Less than week after fearmongering that if states stop participating in Secured Communities -- a federal deportation program begun under the Bush administration that may result in serial killers being on the loose -- Fox News was back at it, attacking states for not participating in the program.
On Fox News' America's Newsroom, Fox News correspondent William La Jeunesse claimed that states opting out of the Secure Communities program is "mutiny" and is "undermining" current federal policy "and the rule of law" at the behest of "the Latino lobby." La Jeunesse's report then got really muddled. While showing a graphic, he falsely asserted that immigrants identified by the Secured Communities program either "had existing criminal convictions" or were "typically arrested for misdemeanors."
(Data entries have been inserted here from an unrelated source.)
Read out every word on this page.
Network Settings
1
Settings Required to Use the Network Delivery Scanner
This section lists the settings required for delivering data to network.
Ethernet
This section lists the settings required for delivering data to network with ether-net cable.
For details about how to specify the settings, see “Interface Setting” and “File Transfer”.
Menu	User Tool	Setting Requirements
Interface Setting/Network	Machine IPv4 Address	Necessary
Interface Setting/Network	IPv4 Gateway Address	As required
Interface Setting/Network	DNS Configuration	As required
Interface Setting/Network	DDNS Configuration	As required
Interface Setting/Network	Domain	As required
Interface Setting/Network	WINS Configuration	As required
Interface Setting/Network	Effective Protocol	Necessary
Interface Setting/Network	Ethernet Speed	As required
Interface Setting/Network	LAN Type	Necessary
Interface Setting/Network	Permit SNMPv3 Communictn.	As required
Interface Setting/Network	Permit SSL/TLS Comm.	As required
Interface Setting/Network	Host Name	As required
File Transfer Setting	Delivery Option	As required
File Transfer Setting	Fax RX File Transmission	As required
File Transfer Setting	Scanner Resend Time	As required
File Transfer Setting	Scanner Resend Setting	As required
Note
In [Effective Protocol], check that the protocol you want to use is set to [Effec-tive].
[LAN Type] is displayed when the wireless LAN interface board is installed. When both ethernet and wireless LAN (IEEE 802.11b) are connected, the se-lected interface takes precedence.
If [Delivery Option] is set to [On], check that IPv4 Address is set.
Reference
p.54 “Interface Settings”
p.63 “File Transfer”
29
LA JEUNESSE: Secured Communities -- the program is a cornerstone of the president's immigration policy, which says, for illegals here, you work hard, you keep your nose clean, you get to stay. You break the law, you go home. But now the Latino lobby is pushing back. And this mutiny by states like Illinois, New York, Massachusetts are undermining that policy and the rule of law.
Now under the program, a criminal's fingerprints are run, not just with the FBI, but also DHS. DHS ran about 8 million fingerprints. Some 500,000 of those were immigrants, mostly illegals. About 200,000 were scheduled to be deported. About three-quarters had existing criminal convictions from murder to shoplifting. The rest arrested for misdemeanors like driving without a license. Now it is this group, the final group that some are -- some states that is -- are refusing to turn over to the feds even though supporters say even non-felons can be dangerous.
In fact, as La Jeunesse himself acknowledged later in the report, 70 percent of undocumented immigrants processed through the Secure Communities program had been convicted of a crime -- whether a misdemeanor or a felony, meaning that 30 percent were not convicted of any crime.
Furthermore, when the Bush administration set up Secured Communities in 2008 it stated that the program would target those with "serious criminal offenses."
But based on ICE statistics, over 55 percent of immigrants that are booked into custody carried only misdemeanors or had no criminal convictions, and 74 percent of immigrants who were ultimately deported fell into those categories as well.
In addition, contrary to La Jeunesse's suggestion, pro-immigrant rights groups are not the only ones upset by how the Secured Communities program is functioning, so are law enforcement officials.
La Jeunesse shows a clip of Sheriff Adam Christianson of Stanislaus County saying he will use the federal program to "protect our communities," but La Jeunesse failed to point out that other law enforcement officers, such as San Francisco's Sheriff Michael Hennessey, say the system " interferes with the trust that [local police] have with the immigrant communities that they serve" and "it leads to people not reporting crimes" and "people refusing to be witnesses."
Moreover, La Jeunesse gives no explanation for why we should fear people who haven't been convicted of any crime. Statistics do not show that undocumented immigrants are more likely to commit crime than others. Even the Center for Immigration Studies (CIS), which describes itself as "low-immigrant, pro-immigrant" has stated that claims of high crime rates among undocumented immigrants are not "well supported." CIS also states that there is "no clear evidence that immigrants commit crimes at higher or lower rates than others."
And recall, Fox News packed all this misinformation into a supposedly straight news report on undocumented immigrants.